By Bia Labate and Matthew Meyer

We have published a previous post with a mistake. Please see the correction (in bold type) below.

Judge Panner’s decision is quite similar to the favorable opinion rendered in the UDV case: the judge found that CHLQ had a valid claim under the Religious Freedom Restoration Act, and that the government had failed to show that it had a compelling reason to prohibit the CHLQ from using ayahuasca in its rituals. The government’s arguments about the dangers of ayahuasca were based on comparisons with injected synthetic DMT and with LSD that Judge Panner found irrelevant to the case.

The Santo Daime case generated quite a bit of curiosity, even if it was kept – differently than the UDV one – much more discreet and unknown to the public (in addition to proceeding at a faster pace). There was a general sense that the CHLQ would face a tougher battle than the UDV did because of its looser organizational structure and allegations of cannabis use within the Cefluris group of which the CHLQ is a part. These issues did not seem very important to Judge Panner.

It is interesting to note, that unlike the UDV, the CHLQ did not argue that there was an equal protection claim regarding the Native American Church’s use of peyote. According to Roy Haber, the Santo Daime lawyer, “the CHLQ has consistently made it clear that it does not claim it has an equal protection argument regarding the Native American Church. The CHLQ did however, argue that there was an equal protection claim that the government could not agree to permit the UDV to import the hoasca tea and deny the same right to the Santo Daime. There was no need for the Judge to reach that issue because we prevailed on the Religious Freedom Restoration Act.” (By the way, an interesting future research project would be to investigate the backstage relationships of the UDV and Santo Daime in the USA, since both have been for a long time involved in legalization issues, where the initiative of one group always related to the other in one way or another).

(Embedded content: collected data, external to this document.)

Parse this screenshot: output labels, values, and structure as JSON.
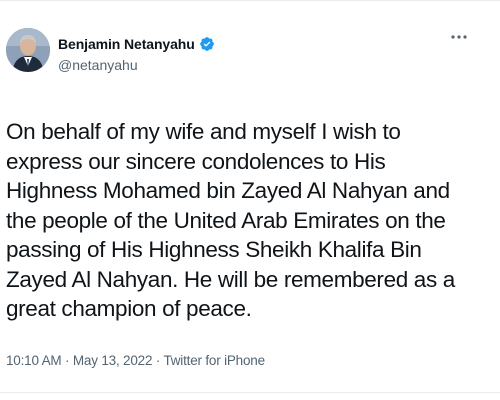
{
  "tweet": {
    "author": {
      "display_name": "Benjamin Netanyahu",
      "handle": "@netanyahu",
      "verified": true,
      "avatar_icon": "profile-photo",
      "verified_icon": "verified-badge-icon"
    },
    "more_icon": "more-options-icon",
    "text": "On behalf of my wife and myself I wish to express our sincere condolences to His Highness Mohamed bin Zayed Al Nahyan and the people of the United Arab Emirates on the passing of His Highness Sheikh Khalifa Bin Zayed Al Nahyan. He will be remembered as a great champion of peace.",
    "meta": {
      "time": "10:10 AM",
      "separator": "·",
      "date": "May 13, 2022",
      "client": "Twitter for iPhone"
    }
  },
  "colors": {
    "text_primary": "#0f1419",
    "text_secondary": "#536471",
    "verified_blue": "#1d9bf0",
    "divider": "#e6ecf0"
  }
}
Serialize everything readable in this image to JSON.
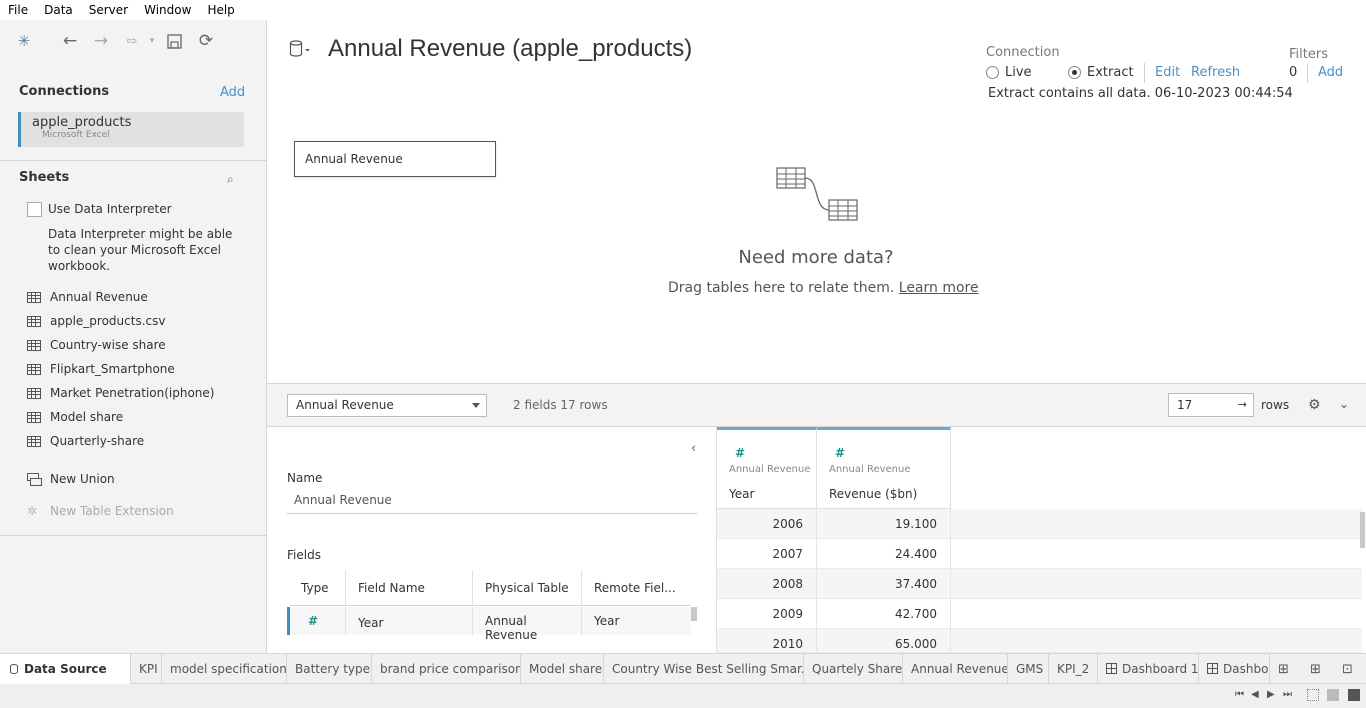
{
  "menu": [
    "File",
    "Data",
    "Server",
    "Window",
    "Help"
  ],
  "toolbar_icons": [
    "tableau-logo-icon",
    "back-arrow-icon",
    "forward-arrow-icon",
    "redo-icon",
    "save-icon",
    "refresh-icon"
  ],
  "sidebar": {
    "connections_title": "Connections",
    "add_label": "Add",
    "connection": {
      "name": "apple_products",
      "type": "Microsoft Excel"
    },
    "sheets_title": "Sheets",
    "use_interpreter_label": "Use Data Interpreter",
    "interpreter_desc": "Data Interpreter might be able to clean your Microsoft Excel workbook.",
    "sheets": [
      "Annual Revenue",
      "apple_products.csv",
      "Country-wise share",
      "Flipkart_Smartphone",
      "Market Penetration(iphone)",
      "Model share",
      "Quarterly-share"
    ],
    "new_union": "New Union",
    "new_table_extension": "New Table Extension"
  },
  "header": {
    "title": "Annual Revenue (apple_products)",
    "connection_label": "Connection",
    "live_label": "Live",
    "extract_label": "Extract",
    "edit_label": "Edit",
    "refresh_label": "Refresh",
    "extract_note": "Extract contains all data. 06-10-2023 00:44:54",
    "filters_label": "Filters",
    "filters_count": "0",
    "filters_add": "Add"
  },
  "canvas": {
    "table_name": "Annual Revenue",
    "need_more": "Need more data?",
    "drag_text": "Drag tables here to relate them.",
    "learn_more": "Learn more"
  },
  "grid_bar": {
    "selected_table": "Annual Revenue",
    "meta": "2 fields 17 rows",
    "rows_value": "17",
    "rows_label": "rows"
  },
  "details": {
    "name_label": "Name",
    "name_value": "Annual Revenue",
    "fields_label": "Fields",
    "columns": [
      "Type",
      "Field Name",
      "Physical Table",
      "Remote Fiel..."
    ],
    "row": {
      "type": "#",
      "field_name": "Year",
      "physical_table": "Annual Revenue",
      "remote_field": "Year"
    }
  },
  "data_grid": {
    "columns": [
      {
        "type": "#",
        "source": "Annual Revenue",
        "name": "Year"
      },
      {
        "type": "#",
        "source": "Annual Revenue",
        "name": "Revenue ($bn)"
      }
    ],
    "rows": [
      [
        "2006",
        "19.100"
      ],
      [
        "2007",
        "24.400"
      ],
      [
        "2008",
        "37.400"
      ],
      [
        "2009",
        "42.700"
      ],
      [
        "2010",
        "65.000"
      ]
    ]
  },
  "tabs": [
    {
      "label": "Data Source",
      "active": true,
      "icon": "data-source-icon"
    },
    {
      "label": "KPI"
    },
    {
      "label": "model specification"
    },
    {
      "label": "Battery type"
    },
    {
      "label": "brand price comparison"
    },
    {
      "label": "Model share"
    },
    {
      "label": "Country Wise Best Selling Smar..."
    },
    {
      "label": "Quartely Share"
    },
    {
      "label": "Annual Revenue"
    },
    {
      "label": "GMS"
    },
    {
      "label": "KPI_2"
    },
    {
      "label": "Dashboard 1",
      "icon": "dashboard-icon"
    },
    {
      "label": "Dashboa",
      "icon": "dashboard-icon"
    }
  ],
  "colors": {
    "accent": "#4b8fc7",
    "numeric_type": "#1e8f85",
    "active_connection_bar": "#3e8fb9"
  }
}
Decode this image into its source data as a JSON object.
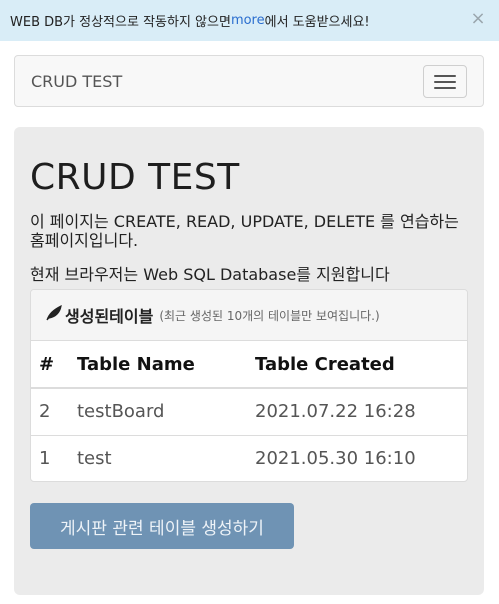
{
  "alert": {
    "text_before": "WEB DB가 정상적으로 작동하지 않으면 ",
    "link": "more",
    "text_after": "에서 도움받으세요!",
    "close": "×"
  },
  "navbar": {
    "brand": "CRUD TEST"
  },
  "jumbotron": {
    "title": "CRUD TEST",
    "desc_prefix": "이 페이지는 ",
    "desc_ops": "CREATE, READ, UPDATE, DELETE",
    "desc_suffix": " 를 연습하는 홈페이지입니다.",
    "support_prefix": "현재 브라우저는 ",
    "support_db": "Web SQL Database",
    "support_suffix": "를 지원합니다"
  },
  "panel": {
    "leaf_icon": "leaf-icon",
    "title": "생성된테이블",
    "subtitle": "(최근 생성된 10개의 테이블만 보여집니다.)",
    "columns": [
      "#",
      "Table Name",
      "Table Created"
    ],
    "rows": [
      [
        "2",
        "testBoard",
        "2021.07.22 16:28"
      ],
      [
        "1",
        "test",
        "2021.05.30 16:10"
      ]
    ]
  },
  "actions": {
    "create_button": "게시판 관련 테이블 생성하기"
  }
}
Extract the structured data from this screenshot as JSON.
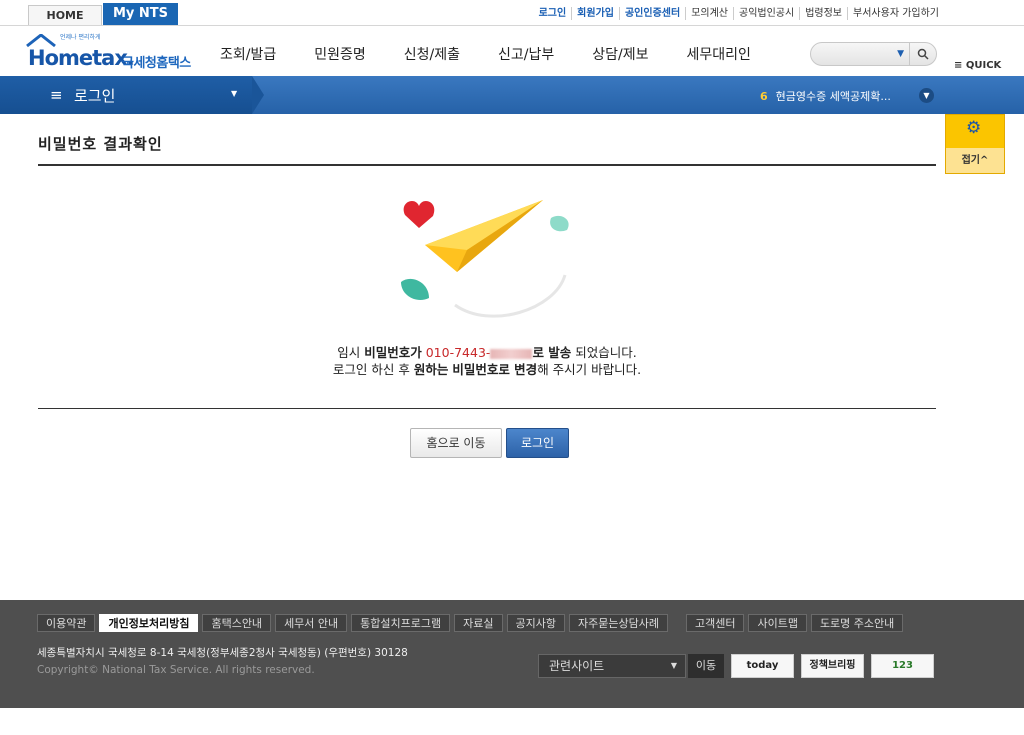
{
  "topbar": {
    "home": "HOME",
    "mynts": "My NTS",
    "links": [
      {
        "label": "로그인",
        "blue": true
      },
      {
        "label": "회원가입",
        "blue": true
      },
      {
        "label": "공인인증센터",
        "blue": true
      },
      {
        "label": "모의계산",
        "blue": false
      },
      {
        "label": "공익법인공시",
        "blue": false
      },
      {
        "label": "법령정보",
        "blue": false
      },
      {
        "label": "부서사용자 가입하기",
        "blue": false
      }
    ]
  },
  "header": {
    "logo_tag": "언제나 편리하게",
    "logo_en": "Hometax.",
    "logo_ko": "국세청홈택스",
    "gnb": [
      "조회/발급",
      "민원증명",
      "신청/제출",
      "신고/납부",
      "상담/제보",
      "세무대리인"
    ],
    "quick": "QUICK"
  },
  "navbar": {
    "menu_icon": "≡",
    "current": "로그인",
    "ticker_num": "6",
    "ticker_text": "현금영수증 세액공제확..."
  },
  "quickpanel": {
    "fold": "접기"
  },
  "main": {
    "title": "비밀번호 결과확인",
    "msg_line1_pre": "임시",
    "msg_line1_b1": "비밀번호가",
    "msg_line1_phone": "010-7443-",
    "msg_line1_b2": "로 발송",
    "msg_line1_post": "되었습니다.",
    "msg_line2_pre": "로그인 하신 후",
    "msg_line2_b1": "원하는",
    "msg_line2_b2": "비밀번호로 변경",
    "msg_line2_post": "해 주시기 바랍니다.",
    "btn_home": "홈으로 이동",
    "btn_login": "로그인"
  },
  "footer": {
    "links": [
      {
        "label": "이용약관",
        "bold": false
      },
      {
        "label": "개인정보처리방침",
        "bold": true
      },
      {
        "label": "홈택스안내",
        "bold": false
      },
      {
        "label": "세무서 안내",
        "bold": false
      },
      {
        "label": "통합설치프로그램",
        "bold": false
      },
      {
        "label": "자료실",
        "bold": false
      },
      {
        "label": "공지사항",
        "bold": false
      },
      {
        "label": "자주묻는상담사례",
        "bold": false
      },
      {
        "label": "고객센터",
        "bold": false
      },
      {
        "label": "사이트맵",
        "bold": false
      },
      {
        "label": "도로명 주소안내",
        "bold": false
      }
    ],
    "address": "세종특별자치시 국세청로 8-14 국세청(정부세종2청사 국세청동) (우편번호) 30128",
    "copyright": "Copyright© National Tax Service. All rights reserved.",
    "related": "관련사이트",
    "go": "이동",
    "banners": [
      "today",
      "정책브리핑",
      "123"
    ]
  }
}
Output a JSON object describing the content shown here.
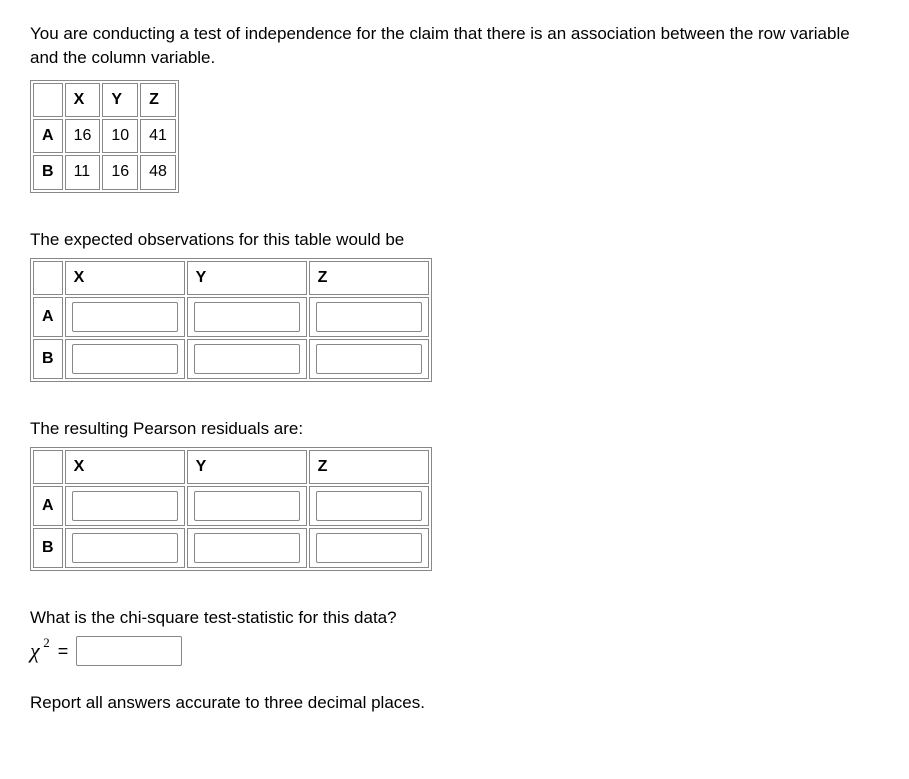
{
  "intro": "You are conducting a test of independence for the claim that there is an association between the row variable and the column variable.",
  "observed": {
    "cols": [
      "X",
      "Y",
      "Z"
    ],
    "rows": [
      {
        "label": "A",
        "vals": [
          "16",
          "10",
          "41"
        ]
      },
      {
        "label": "B",
        "vals": [
          "11",
          "16",
          "48"
        ]
      }
    ]
  },
  "expected": {
    "label": "The expected observations for this table would be",
    "cols": [
      "X",
      "Y",
      "Z"
    ],
    "rows": [
      "A",
      "B"
    ]
  },
  "residuals": {
    "label": "The resulting Pearson residuals are:",
    "cols": [
      "X",
      "Y",
      "Z"
    ],
    "rows": [
      "A",
      "B"
    ]
  },
  "chisq": {
    "question": "What is the chi-square test-statistic for this data?",
    "symbol": "χ",
    "sup": "2",
    "eq": "="
  },
  "footer": "Report all answers accurate to three decimal places."
}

This decision by Judge Panner is an important moment in the ayahuasca universe, and even if much is yet to be determined, it should be celebrated by all of those who are concerned about human rights, freedom of religion, and consciousness issues. In the next days it is expected that the judge will specify the details of the injunction, instructing the CHLQ and the government of their rights and responsibilities.


On March 19th, the day after ruling in favor of the Oregon-based Santo Daime group Church of the Holy Light of the Queen, district court Judge Owen Panner set out the terms of a permanent injunction allowing the CHLQ to import and use Daime in its religious rituals.

The injunction is based on the temporary order that has structured UDV use of hoasca for the last few years, which itself is grounded in the Controlled Substances Act (CSA) regulations for importers of controlled substances.

Here are the major points of the injunction:

1. The DEA must expedite the CHLQ’s application for status as an importer of a controlled substance;

2. The CHLQ must give the names and Social Security Numbers of those who handle Daime to the DEA;

3. The DEA may conduct inventories of Daime stock, although the CHLQ can withhold inspection if they believe it interferes with their religion (this includes a ban on inspection during ceremonies);

4. The CHLQ must inform DEA of quantity of Daime imported and give it a sample (about 60ml from each batch imported) for testing for DMT content, and must also keep a sample from each batch in Brazil;

5. The Daime must be stored in a padlocked refrigerator;

6. The CHLQ has to specify how much Daime is served in each ceremony, and how many people participated (but not how much DMT each person received, as the CSA ordinarily requires);

7. The CHLQ must advise participants or potential participants with a history of psychosis to seek medical help, and that they are susceptible to an adverse reaction.

Of course, the government still has the option of appealing the ruling within 60 days. This decision will likely hinge on the depth of the changes that have occurred within the Department of Justice with the Obama administration’s ascendance.